Since the faculty used Feb. 16, Tunstall suggested the board could drop that day of instruction and not worry about making it up.
The state mandates that schools have 1,025 hours of instructional time per year, noted Dr. Travis Reeves, superintendent.
With a school day that is slightly longer than average, SCS students get close to 1,080 hours of learning, said Tunstall. Even if Feb. 16 is “forgiven” the district is in no danger of coming up short on state requirements.
Mount Airy City Schools moved to “forgive” three days at its February meeting.
As for making up Feb. 15, Reeves said he understands that parents feel Memorial Day is an important holiday, but there can be a compromise. Two years ago, SCS held school on that holiday, but then went out of its way to make the meaningful to the students. He said he would be in favor of having school on that date again, so long as the schools plan ways to make the holiday special.
With that, the school board voted to forgive one day and hold school on Memorial Day.
• Tunstall then brought up next year’s proposed calendar.
He brought a rough draft to the board in February. After a couple of tweaks, the new proposal was dispersed to the schools so that teachers could provide comments.
Tunstall said this past month has been the most feedback he’s ever received for any calendar. He said he really appreciated everyone’s input and personally sent replies to the many emails received.
Some people asked why exams aren’t held before the Christmas break. Tunstall said there are only 75 days before the holiday break and 105 after the break, so it wouldn’t be an even split.

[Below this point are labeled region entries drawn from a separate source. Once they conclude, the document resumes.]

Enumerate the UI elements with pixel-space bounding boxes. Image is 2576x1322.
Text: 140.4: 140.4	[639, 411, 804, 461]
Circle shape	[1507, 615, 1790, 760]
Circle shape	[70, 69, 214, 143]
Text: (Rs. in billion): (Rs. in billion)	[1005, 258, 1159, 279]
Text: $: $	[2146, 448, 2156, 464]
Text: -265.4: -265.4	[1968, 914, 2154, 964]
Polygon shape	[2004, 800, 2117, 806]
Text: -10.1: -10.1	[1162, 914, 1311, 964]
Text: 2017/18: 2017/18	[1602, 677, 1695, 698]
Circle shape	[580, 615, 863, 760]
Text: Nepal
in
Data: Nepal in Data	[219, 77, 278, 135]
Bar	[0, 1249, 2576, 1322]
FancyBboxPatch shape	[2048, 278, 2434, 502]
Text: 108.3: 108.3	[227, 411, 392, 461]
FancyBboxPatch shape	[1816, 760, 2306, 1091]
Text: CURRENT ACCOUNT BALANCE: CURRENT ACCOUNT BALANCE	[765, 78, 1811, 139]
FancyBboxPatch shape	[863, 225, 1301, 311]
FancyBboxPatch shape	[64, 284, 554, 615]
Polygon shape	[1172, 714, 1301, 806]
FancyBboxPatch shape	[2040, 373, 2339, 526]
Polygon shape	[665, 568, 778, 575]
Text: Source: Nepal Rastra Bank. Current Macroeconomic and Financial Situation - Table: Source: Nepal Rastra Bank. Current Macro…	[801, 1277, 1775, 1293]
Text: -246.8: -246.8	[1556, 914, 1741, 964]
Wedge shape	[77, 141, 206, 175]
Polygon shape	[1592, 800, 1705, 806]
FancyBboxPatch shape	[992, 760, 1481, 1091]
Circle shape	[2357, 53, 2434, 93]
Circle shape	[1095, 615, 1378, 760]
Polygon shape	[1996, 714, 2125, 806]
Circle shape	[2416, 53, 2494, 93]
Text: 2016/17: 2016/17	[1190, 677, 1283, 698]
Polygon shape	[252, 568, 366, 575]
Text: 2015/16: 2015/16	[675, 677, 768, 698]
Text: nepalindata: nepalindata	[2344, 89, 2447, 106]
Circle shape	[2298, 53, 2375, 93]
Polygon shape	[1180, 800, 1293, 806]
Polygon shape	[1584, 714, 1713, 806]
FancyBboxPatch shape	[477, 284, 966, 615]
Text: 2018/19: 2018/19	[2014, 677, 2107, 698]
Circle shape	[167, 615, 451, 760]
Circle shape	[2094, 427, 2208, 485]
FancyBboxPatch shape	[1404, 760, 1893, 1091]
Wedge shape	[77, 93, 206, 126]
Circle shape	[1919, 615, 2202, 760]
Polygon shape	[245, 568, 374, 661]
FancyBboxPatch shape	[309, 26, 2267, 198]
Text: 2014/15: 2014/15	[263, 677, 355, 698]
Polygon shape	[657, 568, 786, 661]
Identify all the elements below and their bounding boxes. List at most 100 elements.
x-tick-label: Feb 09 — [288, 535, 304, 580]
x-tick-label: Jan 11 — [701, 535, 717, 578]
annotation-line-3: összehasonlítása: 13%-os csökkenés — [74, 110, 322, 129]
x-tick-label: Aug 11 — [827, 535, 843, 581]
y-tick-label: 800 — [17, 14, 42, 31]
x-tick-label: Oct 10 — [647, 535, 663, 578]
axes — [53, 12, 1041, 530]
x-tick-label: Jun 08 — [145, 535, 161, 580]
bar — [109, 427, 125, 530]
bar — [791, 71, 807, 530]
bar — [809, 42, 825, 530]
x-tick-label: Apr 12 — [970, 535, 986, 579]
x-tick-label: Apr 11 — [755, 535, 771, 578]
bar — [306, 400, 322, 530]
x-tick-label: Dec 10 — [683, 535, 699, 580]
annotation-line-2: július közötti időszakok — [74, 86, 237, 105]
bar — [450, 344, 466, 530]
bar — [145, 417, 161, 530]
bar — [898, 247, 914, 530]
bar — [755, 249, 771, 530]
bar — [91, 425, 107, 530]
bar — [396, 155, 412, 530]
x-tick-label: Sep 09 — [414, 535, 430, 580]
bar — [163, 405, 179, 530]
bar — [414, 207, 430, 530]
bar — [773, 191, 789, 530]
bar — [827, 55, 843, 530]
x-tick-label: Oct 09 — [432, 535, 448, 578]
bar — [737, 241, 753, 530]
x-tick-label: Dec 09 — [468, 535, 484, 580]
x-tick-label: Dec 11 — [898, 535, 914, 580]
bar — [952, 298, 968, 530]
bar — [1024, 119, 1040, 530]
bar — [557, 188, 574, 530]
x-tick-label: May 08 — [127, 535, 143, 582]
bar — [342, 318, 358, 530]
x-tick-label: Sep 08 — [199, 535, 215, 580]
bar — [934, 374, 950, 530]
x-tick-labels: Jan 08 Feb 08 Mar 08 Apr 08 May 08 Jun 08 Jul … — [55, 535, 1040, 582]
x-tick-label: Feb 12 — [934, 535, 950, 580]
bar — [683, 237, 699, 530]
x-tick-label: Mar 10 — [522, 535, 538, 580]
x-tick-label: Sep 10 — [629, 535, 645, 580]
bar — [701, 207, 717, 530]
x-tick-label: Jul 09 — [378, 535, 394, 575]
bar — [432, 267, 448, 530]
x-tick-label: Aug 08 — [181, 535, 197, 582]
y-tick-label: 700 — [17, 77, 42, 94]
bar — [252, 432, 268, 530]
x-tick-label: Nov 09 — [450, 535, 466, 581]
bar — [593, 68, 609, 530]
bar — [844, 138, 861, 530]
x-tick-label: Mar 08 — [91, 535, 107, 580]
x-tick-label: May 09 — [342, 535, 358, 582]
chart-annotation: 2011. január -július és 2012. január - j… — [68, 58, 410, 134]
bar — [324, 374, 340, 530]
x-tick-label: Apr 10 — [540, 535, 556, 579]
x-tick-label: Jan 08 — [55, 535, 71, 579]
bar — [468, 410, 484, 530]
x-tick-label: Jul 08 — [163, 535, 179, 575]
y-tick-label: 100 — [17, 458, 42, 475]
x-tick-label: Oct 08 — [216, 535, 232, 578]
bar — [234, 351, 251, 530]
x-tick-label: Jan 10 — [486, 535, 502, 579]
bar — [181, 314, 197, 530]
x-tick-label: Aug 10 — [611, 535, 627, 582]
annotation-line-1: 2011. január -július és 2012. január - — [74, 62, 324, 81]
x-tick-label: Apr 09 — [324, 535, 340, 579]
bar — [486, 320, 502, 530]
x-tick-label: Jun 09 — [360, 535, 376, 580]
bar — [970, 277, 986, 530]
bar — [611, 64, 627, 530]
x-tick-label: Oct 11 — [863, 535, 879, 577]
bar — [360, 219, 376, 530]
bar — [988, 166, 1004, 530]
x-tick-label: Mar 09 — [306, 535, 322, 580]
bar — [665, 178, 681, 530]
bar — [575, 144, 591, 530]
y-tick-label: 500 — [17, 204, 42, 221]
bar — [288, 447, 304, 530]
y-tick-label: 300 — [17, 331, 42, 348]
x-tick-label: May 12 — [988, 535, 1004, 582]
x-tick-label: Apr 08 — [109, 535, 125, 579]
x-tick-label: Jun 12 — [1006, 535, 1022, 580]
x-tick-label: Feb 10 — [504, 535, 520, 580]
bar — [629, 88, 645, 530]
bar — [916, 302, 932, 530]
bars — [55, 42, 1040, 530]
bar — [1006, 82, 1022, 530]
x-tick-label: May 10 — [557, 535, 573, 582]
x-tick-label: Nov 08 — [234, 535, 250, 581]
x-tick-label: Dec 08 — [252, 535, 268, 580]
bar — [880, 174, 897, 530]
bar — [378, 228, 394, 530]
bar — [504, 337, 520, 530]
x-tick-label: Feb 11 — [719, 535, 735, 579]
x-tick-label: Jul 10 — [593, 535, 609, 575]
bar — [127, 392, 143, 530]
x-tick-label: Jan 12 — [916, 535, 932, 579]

Many teachers don’t like the late start (Aug. 29), but the state set that date, not the school board.
From the high schools, several teachers bemoaned the lack of a teacher workday between semesters.
Board member Terri Mosley, a former high school teacher and assistant principal, said she understands that complaint. Unlike grade schools, high schools change classes over semester, so teachers have to switch gears.
Mosley recommended taking a day away from the Christmas holiday (Dec. 21) and using it as a teacher workday on Jan. 23. The board agreed.
• In his monthly look back at school board history, chairman Earlie Coe said that 40 years ago this month, the board voted to name a new school after a retiring superintendent.
J. Sam Gentry had recently announced that he was stepping down after 21 years as superintendent and a long career in education.
The board voted to bestow his name on a middle school then under construction on N.C. 89. Gentry Middle School would open in 1977.
• Reeves announced David Jones as the March employee of the month.
Reeves said Jones, a custodian, had been nominated by several people, who noted Jones’ evident love for the students and his willingness to do whatever is needed of him.
One nomination pointed out that Jones hasn’t missed a day of work since he was hired in 2007.
That is outstanding in and of itself, considering all the sickness that goes around an elementary school, said Reeves.